The news has just come today that Matt has signed a 1 year, $5.5 million contract to avoid arbitration this offseason. That’s quite a raise for a first time arbitration eligible catcher. Still, that gives us a baseline to start with when valuing an extension for him. There is no rule against signing an extension even though the player has a one year contract in place. So what would a contract extension for him look like? For an extension to make sense for the Orioles, I believe that they would want to buy out at least 3 of his free agent seasons. That would take him through his age 32 season. Going any longer than that would put too much risk on the team in case of an injury or serious decline. We’ve seen how the 8 year Joe Mauer extension is working out.
Here’s a chart I put together showing the value of Wieters’ next 6 seasons and also showing what a potential contract could look like.
The value column shows what Wieters production would have typically been worth using $5 million per WAR, 5% inflation, and discounting his arbitration seasons at 40%/60%/80% of their value. I assumed that Wieters will be a 4 WAR player for the 2013 and 2014 season before beginning to decline. He probably won’t decline in a nice neat straight line like that, but the overall population of players will (as shown above). However, after he signed a 1 year contract today for $5.5 million, we can see that he will be providing surplus value over his contract from the beginning. I’d argue that the Orioles should be looking to buy out at least 3 of his free agent seasons. Assuming he declines at a rate of about a half win per year, these would be his last few seasons where he was at least an average player. There is also the possibility that 6 years from now Wieters will have to be moved off of catcher, which would decrease his value substantially.
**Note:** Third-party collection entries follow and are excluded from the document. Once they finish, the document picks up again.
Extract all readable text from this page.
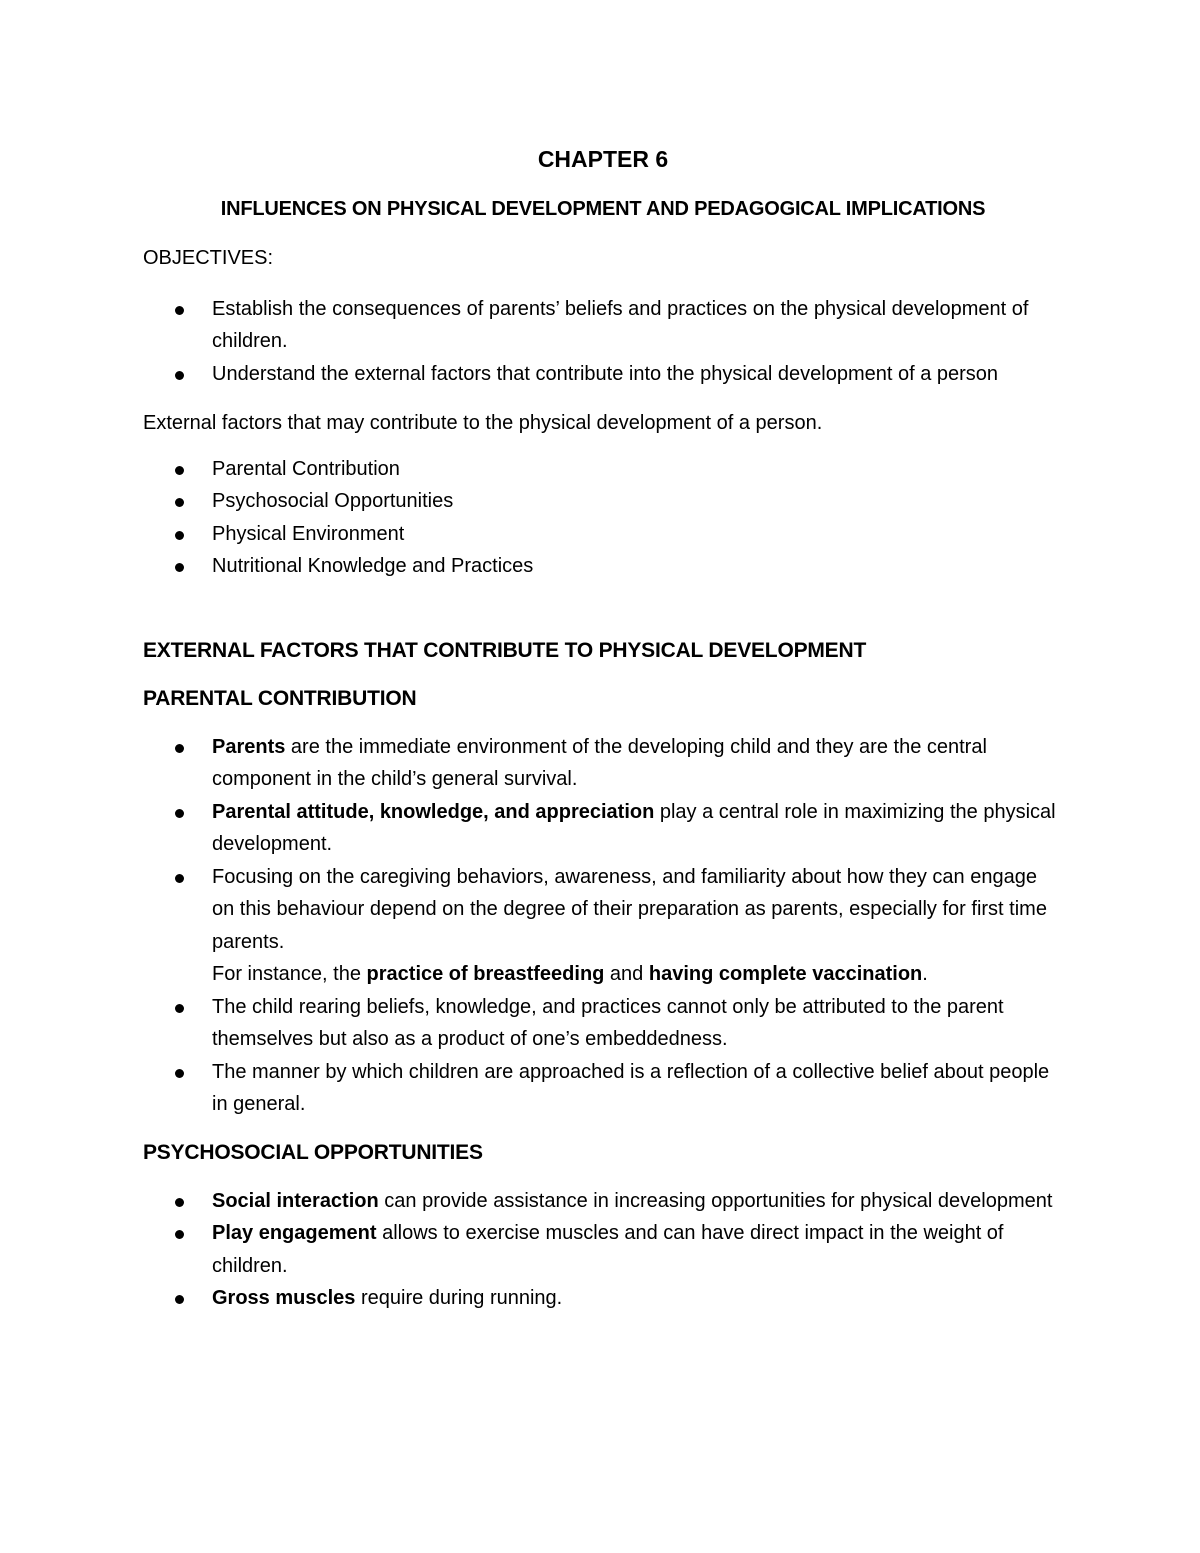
CHAPTER 6
INFLUENCES ON PHYSICAL DEVELOPMENT AND PEDAGOGICAL IMPLICATIONS

OBJECTIVES:

Establish the consequences of parents’ beliefs and practices on the physical development of children.
Understand the external factors that contribute into the physical development of a person

External factors that may contribute to the physical development of a person.

Parental Contribution
Psychosocial Opportunities
Physical Environment
Nutritional Knowledge and Practices
EXTERNAL FACTORS THAT CONTRIBUTE TO PHYSICAL DEVELOPMENT
PARENTAL CONTRIBUTION
Parents are the immediate environment of the developing child and they are the central component in the child’s general survival.
Parental attitude, knowledge, and appreciation play a central role in maximizing the physical development.
Focusing on the caregiving behaviors, awareness, and familiarity about how they can engage on this behaviour depend on the degree of their preparation as parents, especially for first time parents.
For instance, the practice of breastfeeding and having complete vaccination.
The child rearing beliefs, knowledge, and practices cannot only be attributed to the parent themselves but also as a product of one’s embeddedness.
The manner by which children are approached is a reflection of a collective belief about people in general.
PSYCHOSOCIAL OPPORTUNITIES
Social interaction can provide assistance in increasing opportunities for physical development
Play engagement allows to exercise muscles and can have direct impact in the weight of children.
Gross muscles require during running.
In light of today’s extension, and all of the other evidence I’ve provided in this piece, I’d argue that the Orioles should make an extension offer to Wieters of 5 years and $76 million. $76 million is the $81.5 million in the chart above less the $5.5 million he received for 2013. That would give Wieters and his family lifetime security while also not handicapping the Orioles in their effort to put a competitive team around him. His agent Scott Boras has a well earned reputation for steering his clients toward free agency. But as Dan Connolly pointed out in his article, two high profile Boras clients in Jered Weaver and Carlos Gonzalez recently signed contract extensions prior to testing the market. Since Wieters sounds like he’s open to staying in Baltimore for the long term, I hope that the Orioles can sign him to an extension too.